(371r) Dynamic Optimization of a Natural Gas Combined Cycle (NGCC) Power Plant for Load-Following Operation

With the increasing penetration of intermittent renewables into the electric grid, conventional power plants are expected to follow their load much more frequently than in the past. Due to the higher efficiency, lower emissions, and lower capital cost compared to coal fired plant, natural gas combined cycle (NGCC) plants are playing a key role in balancing the fluctuating grid demand. Therefore, NGCC plants should be designed/operated to ensure that the operational constraints of the plant are not violated during low-load operation and/or during fast transients when the load is rapidly cycled.

At low loads, the exhaust temperature of the gas turbine (GT) increases as the GT efficiency decreases. Furthermore, the steam flow generated in the heat recovery steam generator (HRSG) also decreases at low load. With the higher GT exhaust temperature and lower steam flowrate, the temperature of the main/reheat steam can increase beyond the desired value since the final superheater (SH) and reheater (RH) are located at the front end of HRSG. In order to maintain the SH/RH steam temperature at the setpoint, the attemperator spray rate needs to be increased significantly leading to saturation (known as ‘spraying to saturation’) at the inlet of the SH/RH immediately following the attemperator.
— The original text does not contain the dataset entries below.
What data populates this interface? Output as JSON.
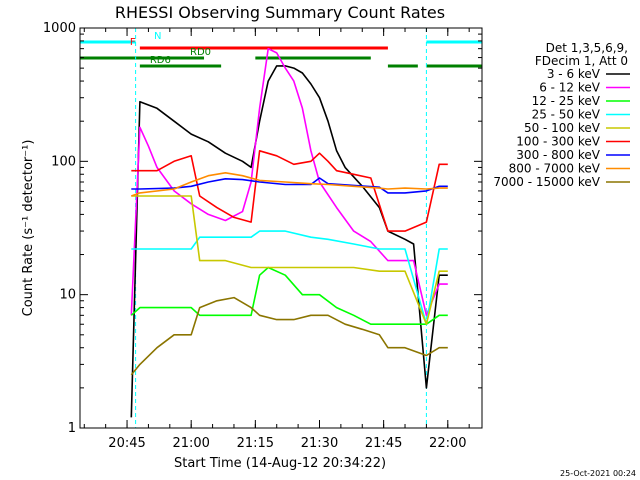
{
  "chart_data": {
    "type": "line",
    "title": "RHESSI Observing Summary Count Rates",
    "xlabel": "Start Time (14-Aug-12 20:34:22)",
    "ylabel": "Count Rate (s⁻¹ detector⁻¹)",
    "y_scale": "log",
    "ylim": [
      1,
      1000
    ],
    "xlim": [
      "20:34",
      "22:08"
    ],
    "x_ticks": [
      "20:45",
      "21:00",
      "21:15",
      "21:30",
      "21:45",
      "22:00"
    ],
    "y_ticks": [
      "1",
      "10",
      "100",
      "1000"
    ],
    "timestamp": "25-Oct-2021 00:24",
    "legend_position": "right",
    "legend_header": [
      "Det 1,3,5,6,9,",
      "FDecim 1, Att 0"
    ],
    "flags": [
      {
        "label": "N",
        "color": "#00ffff",
        "intervals": [
          [
            "20:34",
            "20:47"
          ],
          [
            "21:55",
            "22:08"
          ]
        ]
      },
      {
        "label": "F",
        "color": "#ff0000",
        "intervals": [
          [
            "20:48",
            "21:46"
          ]
        ]
      },
      {
        "label": "RD0",
        "color": "#008000",
        "intervals": [
          [
            "20:34",
            "21:03"
          ],
          [
            "21:15",
            "21:42"
          ]
        ]
      },
      {
        "label": "RD6",
        "color": "#008000",
        "intervals": [
          [
            "20:48",
            "21:07"
          ],
          [
            "21:46",
            "21:53"
          ],
          [
            "21:55",
            "22:08"
          ]
        ]
      }
    ],
    "series": [
      {
        "name": "3 - 6 keV",
        "color": "#000000",
        "x": [
          "20:46",
          "20:48",
          "20:52",
          "20:56",
          "21:00",
          "21:04",
          "21:08",
          "21:12",
          "21:14",
          "21:16",
          "21:18",
          "21:20",
          "21:22",
          "21:24",
          "21:26",
          "21:28",
          "21:30",
          "21:32",
          "21:34",
          "21:36",
          "21:40",
          "21:44",
          "21:46",
          "21:50",
          "21:52",
          "21:55",
          "21:58",
          "22:00"
        ],
        "values": [
          1.2,
          280,
          250,
          200,
          160,
          140,
          115,
          100,
          90,
          200,
          400,
          520,
          520,
          500,
          460,
          380,
          300,
          200,
          120,
          90,
          65,
          45,
          30,
          26,
          24,
          2,
          14,
          14
        ]
      },
      {
        "name": "6 - 12 keV",
        "color": "#ff00ff",
        "x": [
          "20:46",
          "20:48",
          "20:50",
          "20:52",
          "20:56",
          "21:00",
          "21:04",
          "21:08",
          "21:12",
          "21:14",
          "21:16",
          "21:18",
          "21:20",
          "21:22",
          "21:24",
          "21:26",
          "21:28",
          "21:30",
          "21:34",
          "21:38",
          "21:42",
          "21:46",
          "21:50",
          "21:52",
          "21:55",
          "21:58",
          "22:00"
        ],
        "values": [
          7,
          180,
          130,
          90,
          60,
          48,
          40,
          36,
          42,
          70,
          250,
          700,
          650,
          500,
          400,
          250,
          120,
          70,
          45,
          30,
          25,
          18,
          18,
          18,
          7,
          12,
          12
        ]
      },
      {
        "name": "12 - 25 keV",
        "color": "#00ff00",
        "x": [
          "20:46",
          "20:48",
          "20:56",
          "21:00",
          "21:02",
          "21:08",
          "21:12",
          "21:14",
          "21:16",
          "21:18",
          "21:22",
          "21:26",
          "21:30",
          "21:34",
          "21:38",
          "21:42",
          "21:46",
          "21:50",
          "21:55",
          "21:58",
          "22:00"
        ],
        "values": [
          7,
          8,
          8,
          8,
          7,
          7,
          7,
          7,
          14,
          16,
          14,
          10,
          10,
          8,
          7,
          6,
          6,
          6,
          6,
          7,
          7
        ]
      },
      {
        "name": "25 - 50 keV",
        "color": "#00ffff",
        "x": [
          "20:46",
          "20:48",
          "20:56",
          "21:00",
          "21:02",
          "21:08",
          "21:14",
          "21:16",
          "21:22",
          "21:28",
          "21:32",
          "21:38",
          "21:44",
          "21:46",
          "21:50",
          "21:55",
          "21:58",
          "22:00"
        ],
        "values": [
          22,
          22,
          22,
          22,
          27,
          27,
          27,
          30,
          30,
          27,
          26,
          24,
          22,
          22,
          22,
          6,
          22,
          22
        ]
      },
      {
        "name": "50 - 100 keV",
        "color": "#c8c800",
        "x": [
          "20:46",
          "20:48",
          "20:56",
          "21:00",
          "21:02",
          "21:08",
          "21:14",
          "21:16",
          "21:22",
          "21:28",
          "21:32",
          "21:38",
          "21:44",
          "21:46",
          "21:50",
          "21:55",
          "21:58",
          "22:00"
        ],
        "values": [
          55,
          55,
          55,
          55,
          18,
          18,
          16,
          16,
          16,
          16,
          16,
          16,
          15,
          15,
          15,
          6,
          15,
          15
        ]
      },
      {
        "name": "100 - 300 keV",
        "color": "#ff0000",
        "x": [
          "20:46",
          "20:48",
          "20:52",
          "20:56",
          "21:00",
          "21:02",
          "21:06",
          "21:10",
          "21:14",
          "21:16",
          "21:20",
          "21:24",
          "21:28",
          "21:30",
          "21:32",
          "21:34",
          "21:38",
          "21:42",
          "21:46",
          "21:50",
          "21:55",
          "21:58",
          "22:00"
        ],
        "values": [
          85,
          85,
          85,
          100,
          110,
          55,
          45,
          38,
          35,
          120,
          110,
          95,
          100,
          115,
          100,
          85,
          80,
          75,
          30,
          30,
          35,
          95,
          95
        ]
      },
      {
        "name": "300 - 800 keV",
        "color": "#0000ff",
        "x": [
          "20:46",
          "20:48",
          "20:56",
          "21:00",
          "21:04",
          "21:08",
          "21:12",
          "21:16",
          "21:22",
          "21:28",
          "21:30",
          "21:32",
          "21:38",
          "21:44",
          "21:46",
          "21:50",
          "21:55",
          "21:58",
          "22:00"
        ],
        "values": [
          62,
          62,
          63,
          65,
          70,
          74,
          73,
          70,
          67,
          67,
          75,
          68,
          66,
          64,
          58,
          58,
          60,
          65,
          65
        ]
      },
      {
        "name": "800 - 7000 keV",
        "color": "#ff8c00",
        "x": [
          "20:46",
          "20:48",
          "20:56",
          "21:00",
          "21:04",
          "21:08",
          "21:12",
          "21:16",
          "21:22",
          "21:28",
          "21:32",
          "21:38",
          "21:44",
          "21:46",
          "21:50",
          "21:55",
          "21:58",
          "22:00"
        ],
        "values": [
          55,
          58,
          62,
          70,
          78,
          82,
          78,
          72,
          70,
          68,
          67,
          65,
          63,
          62,
          63,
          62,
          63,
          63
        ]
      },
      {
        "name": "7000 - 15000 keV",
        "color": "#8b7500",
        "x": [
          "20:46",
          "20:48",
          "20:52",
          "20:56",
          "21:00",
          "21:02",
          "21:06",
          "21:10",
          "21:14",
          "21:16",
          "21:20",
          "21:24",
          "21:28",
          "21:32",
          "21:36",
          "21:40",
          "21:44",
          "21:46",
          "21:50",
          "21:55",
          "21:58",
          "22:00"
        ],
        "values": [
          2.5,
          3,
          4,
          5,
          5,
          8,
          9,
          9.5,
          8,
          7,
          6.5,
          6.5,
          7,
          7,
          6,
          5.5,
          5,
          4,
          4,
          3.5,
          4,
          4
        ]
      }
    ]
  }
}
The free water can cause water hammer leading to considerable damage in the SH/RH tube banks since they are not designed for the two-phase operation. While this issue has been reported in the open literature as one of the leading causes of failure of the superheater/reheater tubes (Moelling et al., 2015; Sorge et al., 2017), to the best of our knowledge, there is no study in the literature that has quantitatively investigated this problem.
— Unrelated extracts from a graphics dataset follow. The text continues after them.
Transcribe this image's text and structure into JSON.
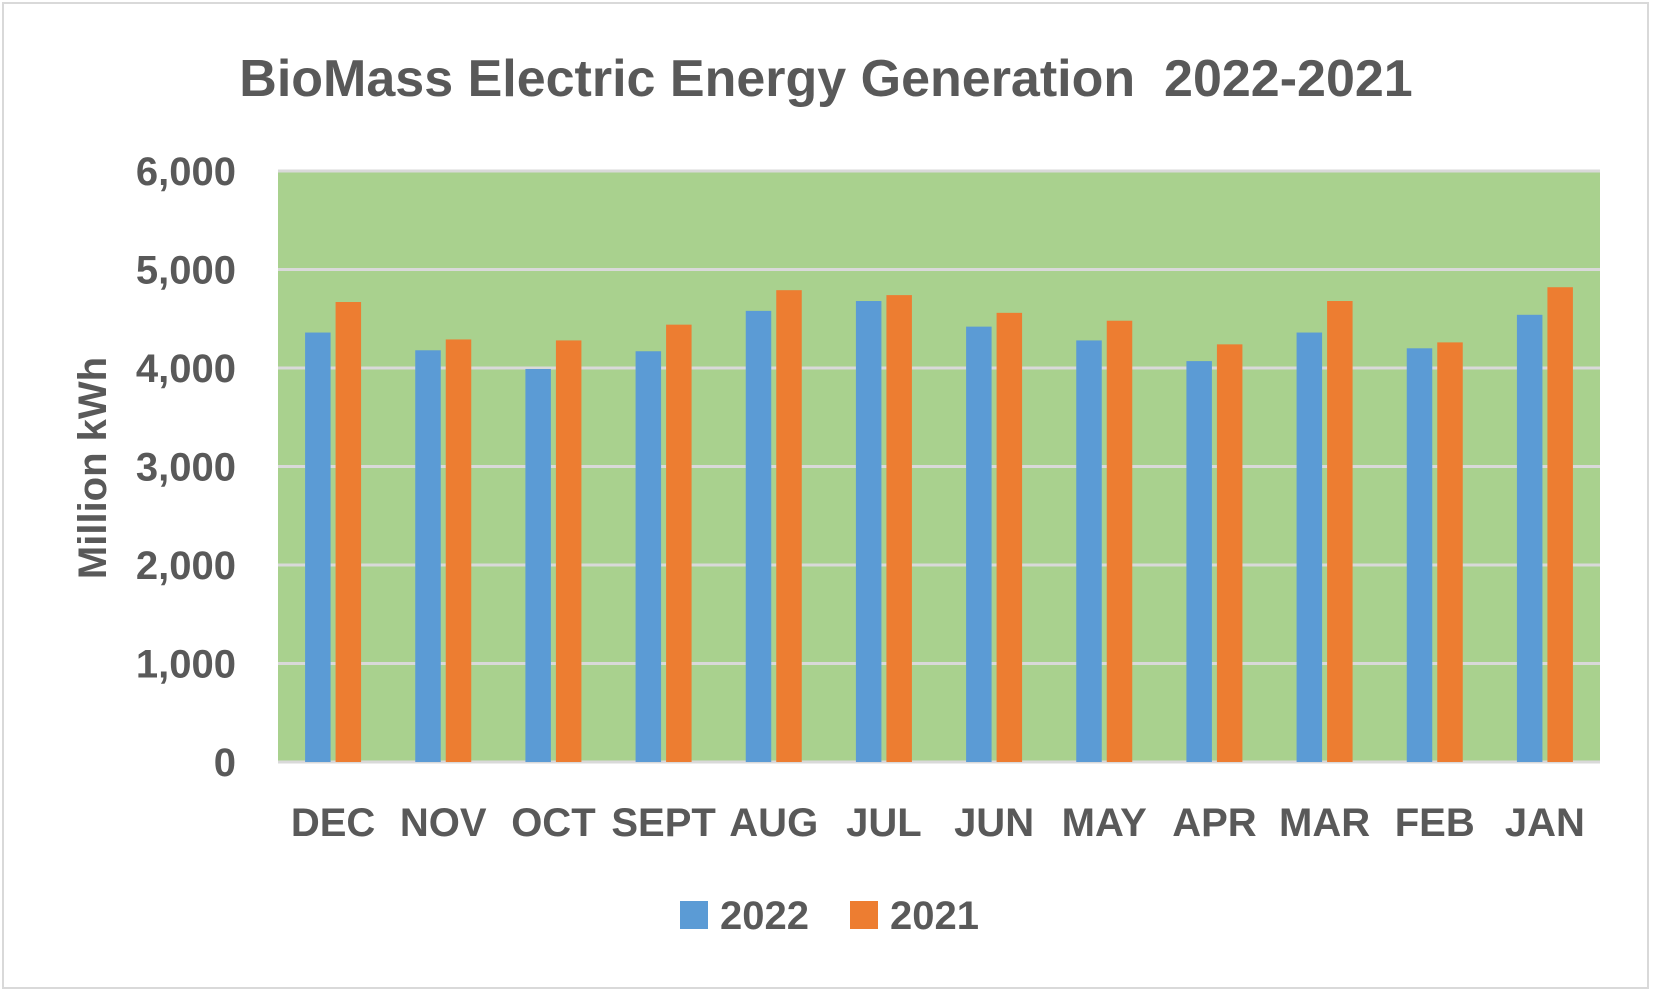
{
  "chart_data": {
    "type": "bar",
    "title": "BioMass Electric Energy Generation  2022-2021",
    "xlabel": "",
    "ylabel": "Million kWh",
    "ylim": [
      0,
      6000
    ],
    "yticks": [
      0,
      1000,
      2000,
      3000,
      4000,
      5000,
      6000
    ],
    "ytick_labels": [
      "0",
      "1,000",
      "2,000",
      "3,000",
      "4,000",
      "5,000",
      "6,000"
    ],
    "categories": [
      "DEC",
      "NOV",
      "OCT",
      "SEPT",
      "AUG",
      "JUL",
      "JUN",
      "MAY",
      "APR",
      "MAR",
      "FEB",
      "JAN"
    ],
    "series": [
      {
        "name": "2022",
        "color": "#5b9bd5",
        "values": [
          4360,
          4180,
          3990,
          4170,
          4580,
          4680,
          4420,
          4280,
          4070,
          4360,
          4200,
          4540
        ]
      },
      {
        "name": "2021",
        "color": "#ed7d31",
        "values": [
          4670,
          4290,
          4280,
          4440,
          4790,
          4740,
          4560,
          4480,
          4240,
          4680,
          4260,
          4820
        ]
      }
    ],
    "plot_background": "#a9d18e",
    "grid": true,
    "gridline_color": "#d9d9d9",
    "legend_position": "bottom"
  }
}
With this motivation, both hardware design and optimal operation using dynamic optimization are proposed to remedy the issue of ‘spraying to saturation’. A plant-wide dynamic model of a NGCC plant is first developed with detailed equipment level sub-models. A model of the GT for estimating its performance under off-design conditions, a thermo-hydraulic model for the HRSG, and a model of the steam turbine (ST) with moisture detection and correction capability have been developed. Five novel configurations are proposed to address two SH/RH arrangement structures (in series or in parallel) and three attemperation strategies (single-stage, two-stage or damper combined with spray). Dynamic optimizations are performed for each of these configurations for maximizing the plant efficiency while satisfying the operational constraints such as ‘spraying to saturation’ and state transition constraints under the coordinated control strategy. It was observed that while more than one configurations can avoid ‘spraying to saturation’ and maintain the steam temperature within its limits even during very fast load transients, their efficiency can greatly vary. The parallel SH/RH configuration using the damper control combined with the spray attemperation shows the highest efficiency.

References

Moelling, D., Jackson, P., Malloy, J. (2015) Protecting steam cycle components during low-load operation of combined cycle gas turbine plants. Power, 159 (3), 42-45.

Sorge, J., Taft, C., Boohaker, C., Seachman, S. (2017, June). HRSG Damage Reduction through Improved Controls – Phase 1 and 2 Findings. In 60th Annual ISA POWID Symposium, Cleveland, OH.